Callie Louw makes just one wine from the schist soils of the Porseleinberg, a 100% whole bunch Syrah. In 2013 it’s fermented in a mix of concrete egg and foudre and is all structure, finely balanced sandy tannins, fresh acidity and concentrated black fruit scented with wild herbs.

Mullineux, Swartland

The single terroir wines are truly special, the 2013 Schist Syrah was, for me, the best wine at yesterday’s tasting. Such varietal purity and structure is not often seen outside of the Northern Rhone. Real class. Very hard to get, alas.

Crystallum, Hemel-en-Aarde

Sublime classy Chardonnays, ‘The Agnes’ draws comparison with the modern Aussie styles, showing a subtle struck match and grapefruit pith character. The ‘Clay Shales’ is supercharged with terroir and soil expression.
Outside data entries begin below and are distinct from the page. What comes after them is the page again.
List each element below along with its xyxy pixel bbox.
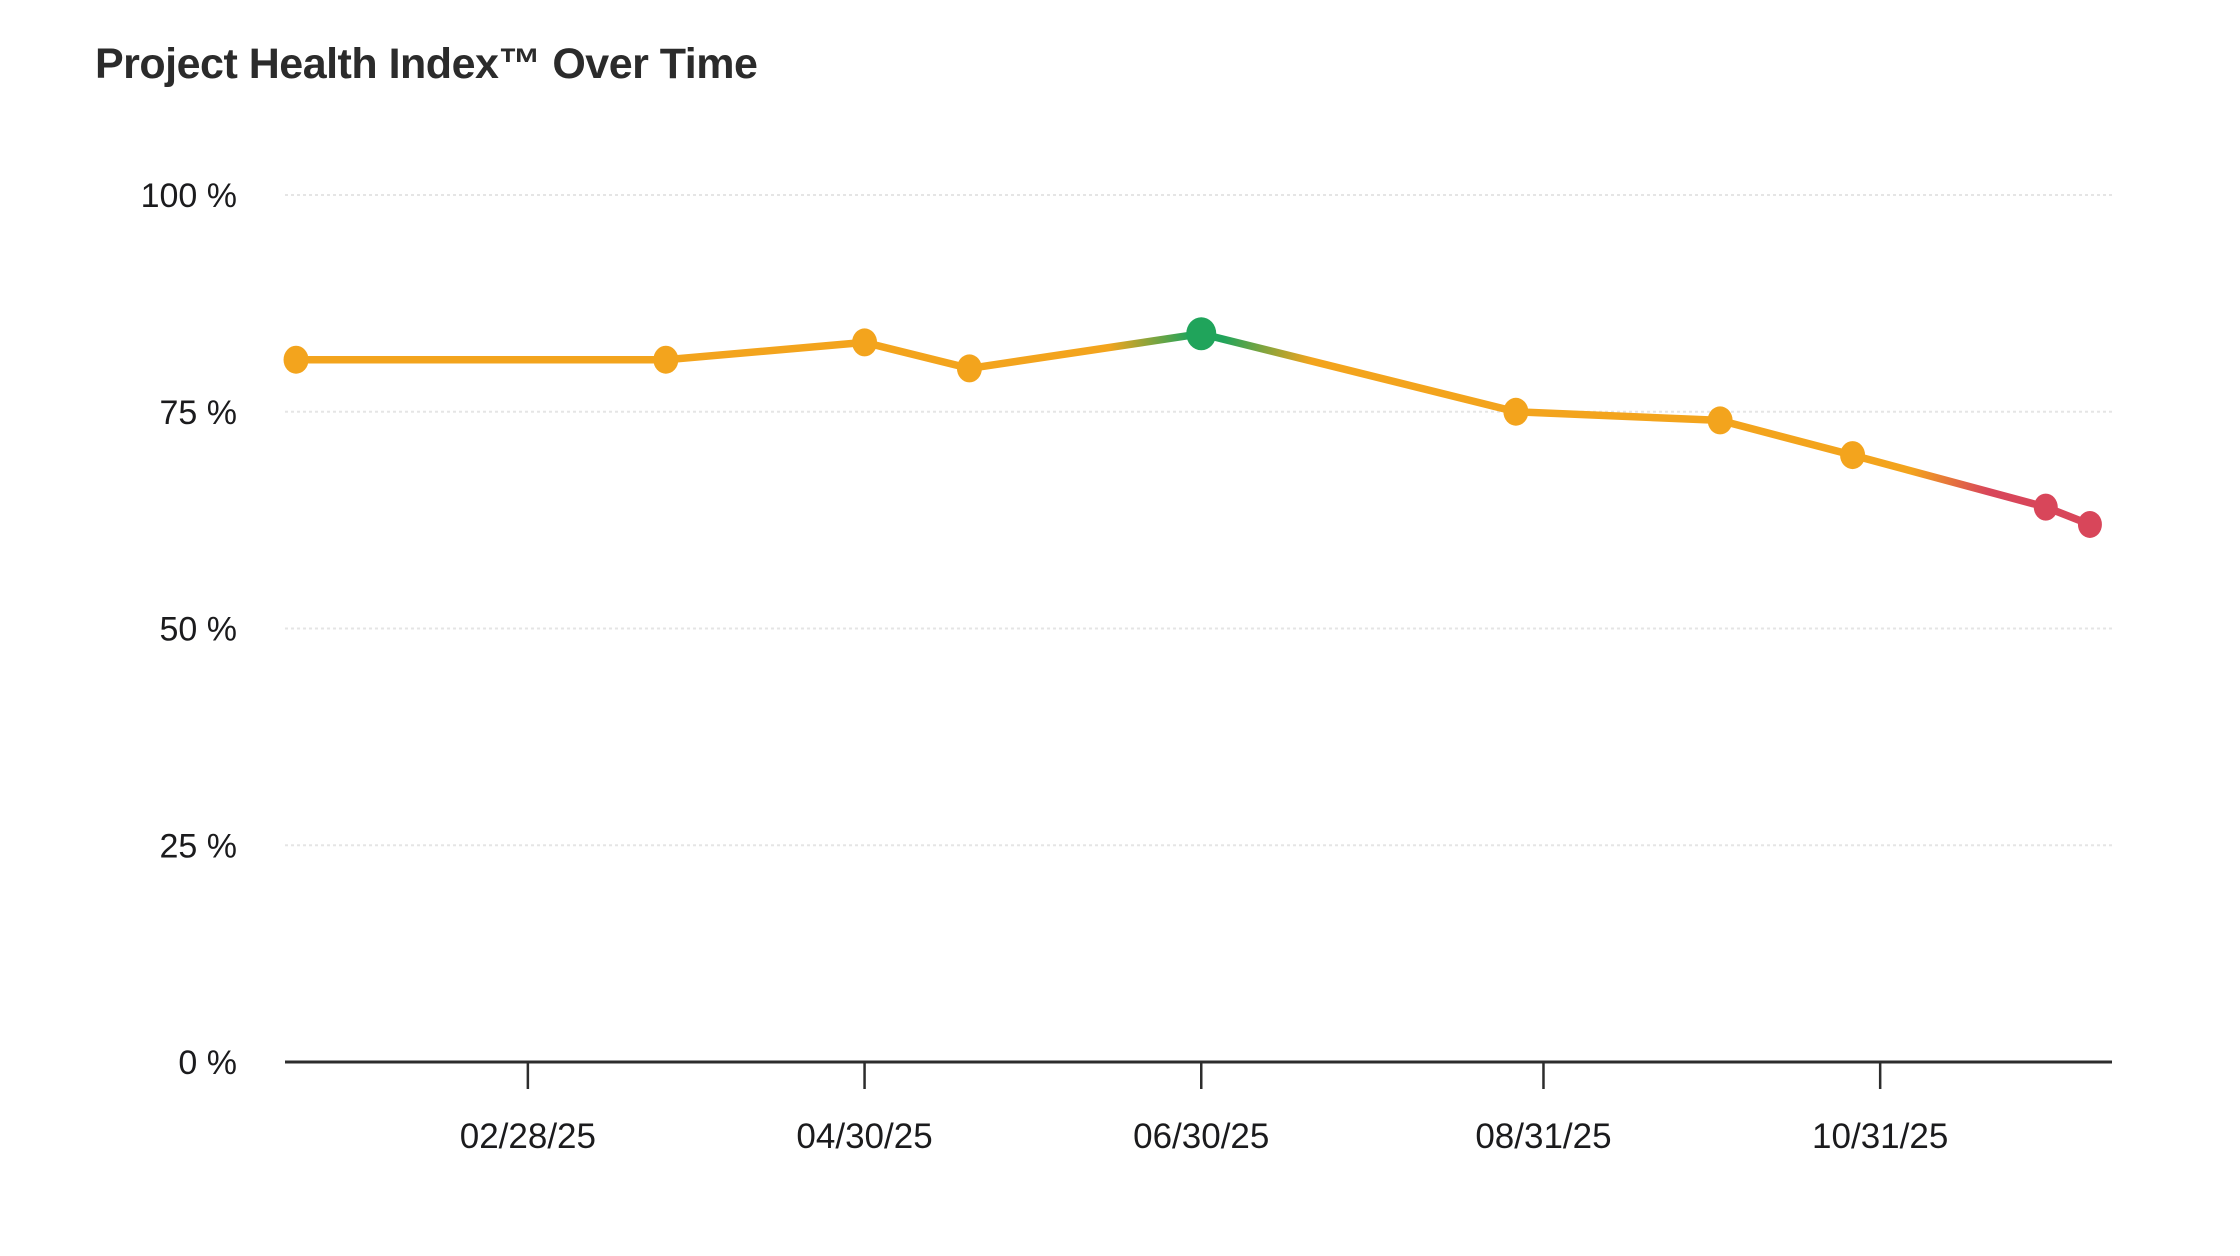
y-axis-label: 50 %	[160, 611, 238, 649]
x-axis-label: 10/31/25	[1812, 1117, 1948, 1156]
data-point[interactable]	[1503, 397, 1529, 426]
y-axis-label: 0 %	[178, 1044, 237, 1082]
y-axis-label: 100 %	[141, 177, 237, 215]
line-segment	[1848, 451, 2050, 511]
line-segment	[965, 329, 1206, 373]
x-axis-label: 04/30/25	[796, 1117, 932, 1156]
data-point[interactable]	[1707, 406, 1733, 435]
data-point[interactable]	[283, 345, 309, 374]
x-axis-label: 02/28/25	[460, 1117, 596, 1156]
line-segment	[1512, 408, 1724, 425]
x-axis-label: 06/30/25	[1133, 1117, 1269, 1156]
y-axis-label: 75 %	[160, 394, 238, 432]
x-axis-label: 08/31/25	[1475, 1117, 1611, 1156]
data-point[interactable]	[1186, 317, 1217, 351]
data-point[interactable]	[852, 328, 878, 357]
line-segment	[1197, 329, 1520, 416]
data-point[interactable]	[1840, 441, 1866, 470]
line-segment	[860, 338, 974, 373]
data-point[interactable]	[2077, 510, 2102, 538]
y-axis-label: 25 %	[160, 827, 238, 865]
data-point[interactable]	[956, 354, 982, 383]
data-point[interactable]	[2033, 493, 2058, 521]
line-segment	[662, 338, 869, 364]
line-segment	[1716, 416, 1857, 459]
data-point[interactable]	[653, 345, 679, 374]
chart-title: Project Health Index™ Over Time	[95, 40, 758, 88]
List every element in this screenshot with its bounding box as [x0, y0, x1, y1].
The ‘Peter Max’ Pinot Noir shows soft, elegant hedgerow fruit and lovely balance, too.

Alheit Vineyards, Western Cape

Alheit’s white blend, Cartology, is considered one of the finest whites currently made in South Africa and it’s easy to see why. This wine is all about finesse and texture. It has richness and spice but also balance and floral elements.


And i am also very much looking forward to seeing Ryan Mostert’s Silwervis wines in the UK! Only tried the whites so far but have been very impressed. The NV Smiley is already on pour in Kensington Wine Rooms.